Texte pour le numéro de la 1ère thématique.

 

Critique & réception

 

Ferite a morte – Blessées à mort*:

 

quand la littérature guide les convictions profondes

 

ou comment réconcilier les féministes favorables à la question

 

de la violence faite aux femmes

 

et celles qui s’engagent dans le combat Queer, gay et lesbien

 

 

Laure Delaunay 

 

Site officiel : https://lauredelaunay.com/

 

 

Il m’est difficile d’écrire sur ce livre tant il me bouleverse. Courageusement j’essaye. Jusqu’à quand ? Jusqu’à quand faudra-t-il que des femmes meurent pour que les hommes comprennent qu’une femme n’est pas un trou denté et dangereux mais un réceptacle doux qui transforme toutes les douleurs en merveilles ? Jusqu’à quand ?
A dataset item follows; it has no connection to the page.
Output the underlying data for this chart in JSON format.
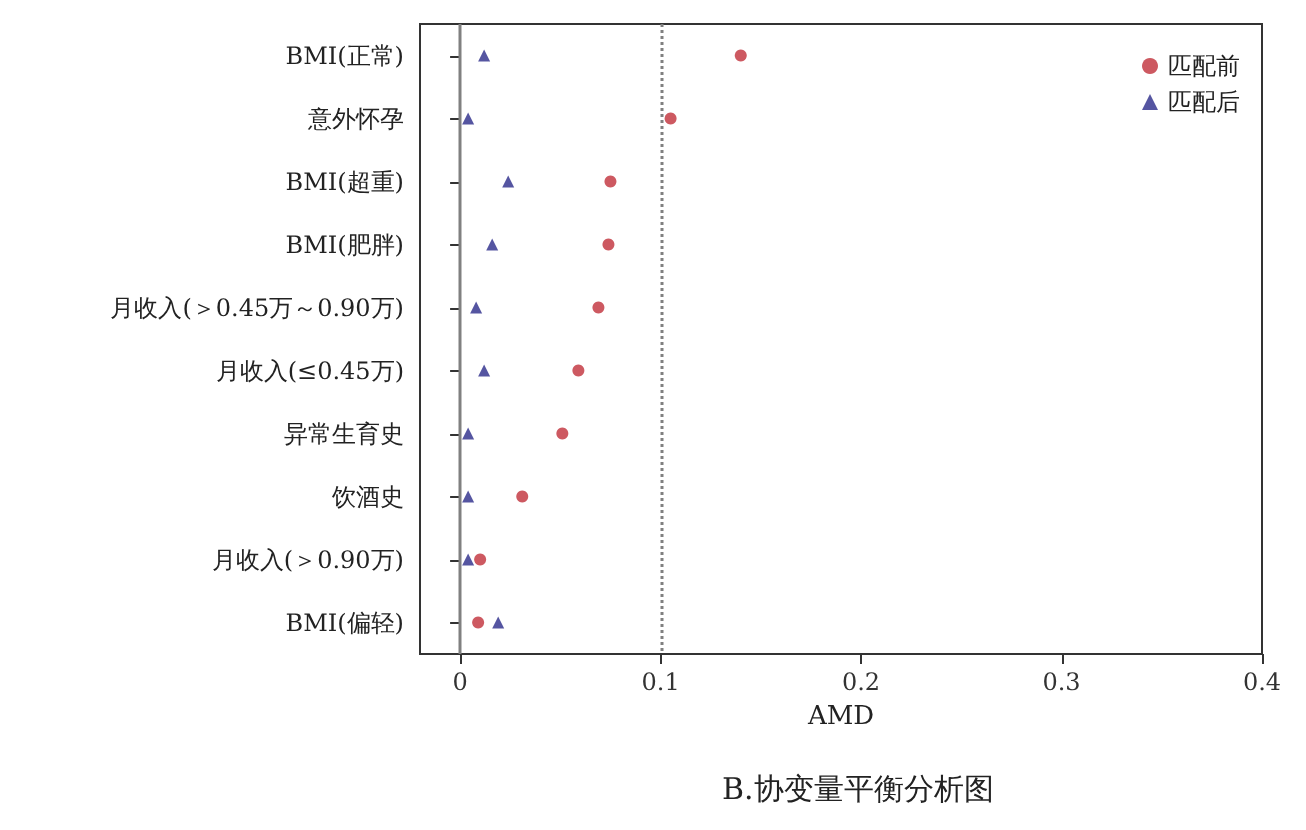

Jusqu’à quand ? Jusqu’à quand la défiance entre les sexes mènera à des catastrophes intimes (c’est aussi le sens des blessures dont il est questions : coups, plaies mais aussi blessures symboliques) que les femmes enfouissent en elles et qui, là, dans leur corps, s’enkystent comme des maladies dévastatrices ?

Jusqu’à quand le rôle de dirigeante de société, le rôle d’intellectuelle, le rôle de prêtresse sera considéré comme illégitime parfois même illégal et sera alors vécu par les femmes sous le régime de l’imposture ?
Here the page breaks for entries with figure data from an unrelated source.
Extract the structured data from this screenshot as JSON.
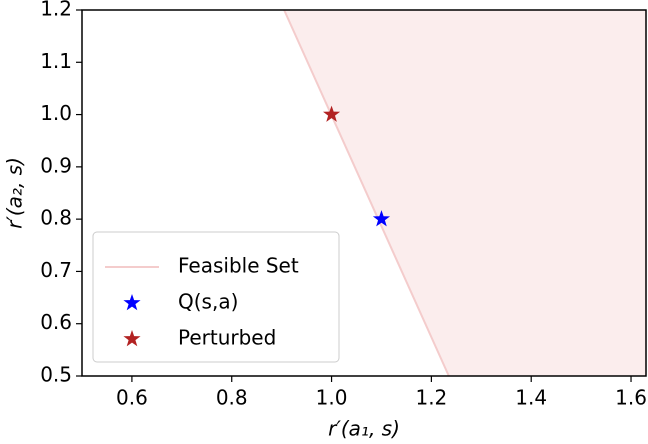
{
  "chart_data": {
    "type": "scatter",
    "xlabel": "r′(a₁, s)",
    "ylabel": "r′(a₂, s)",
    "xlim": [
      0.5,
      1.63
    ],
    "ylim": [
      0.5,
      1.2
    ],
    "xticks": [
      0.6,
      0.8,
      {
        "value": 1,
        "label": "1.0"
      },
      1.2,
      1.4,
      1.6
    ],
    "yticks": [
      0.5,
      0.6,
      0.7,
      0.8,
      0.9,
      {
        "value": 1,
        "label": "1.0"
      },
      1.1,
      1.2
    ],
    "legend": "lower left",
    "series": [
      {
        "name": "Feasible Set",
        "kind": "area",
        "color": "#f4cccc",
        "x": [
          0.905,
          1.235
        ],
        "y": [
          1.2,
          0.5
        ]
      },
      {
        "name": "Q(s,a)",
        "kind": "star",
        "color": "#0000ff",
        "x": [
          1.1
        ],
        "y": [
          0.8
        ]
      },
      {
        "name": "Perturbed",
        "kind": "star",
        "color": "#b22222",
        "x": [
          1.0
        ],
        "y": [
          1.0
        ]
      }
    ]
  }
}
Jusqu’à quand ? Jusqu’à quand parlerons-nous de professeur ou d’auteur pour une femme ? Jusqu’à quand auront nous peur de ce petit « e » qui change tout, comme si les lettres étaient dangereuses ? Non les lettres ne sont pas dangereuses et le « e » d’ « auteure » qui dans notre revue revêt fièrement la majuscule est une nécessité linguistique, sociale, humaine.

 

À quand une femme papesse ?

À quand une femme Secrétaire Général de l’ONU ?

À quand une prophétesse ?

 

N’ayons pas peur de ce qui nous apparaît comme des folies…

Combien de temps encore aurons-nous à souffrir la violence des intégristes qui nous proposent des images de cadavres monstrueuses en lieu et place des amas de cellules dont nous avons avorté pour avoir droit à un destin choisi ?

Combien de temps encore entendrons-nous parler de mode « pudique » comme si la beauté ne pouvait pas, parfois, avoir la béance d’une indécence calculée, expression d’un désespoir : si nous ne montrons pas nos jambes, si nous ne grimons pas notre visage, si nous n’adoptons pas des pauses gracieuses, nous sommes considérées comme des sous-femmes. Combien de temps encore le désir des hommes sera un désir de possession physique et non pas le désir délicat de nous rendre heureuses et épanouies, physiquement, oui, spirituellement, affectivement mais au-delà des carcans où l’on nous enferme ?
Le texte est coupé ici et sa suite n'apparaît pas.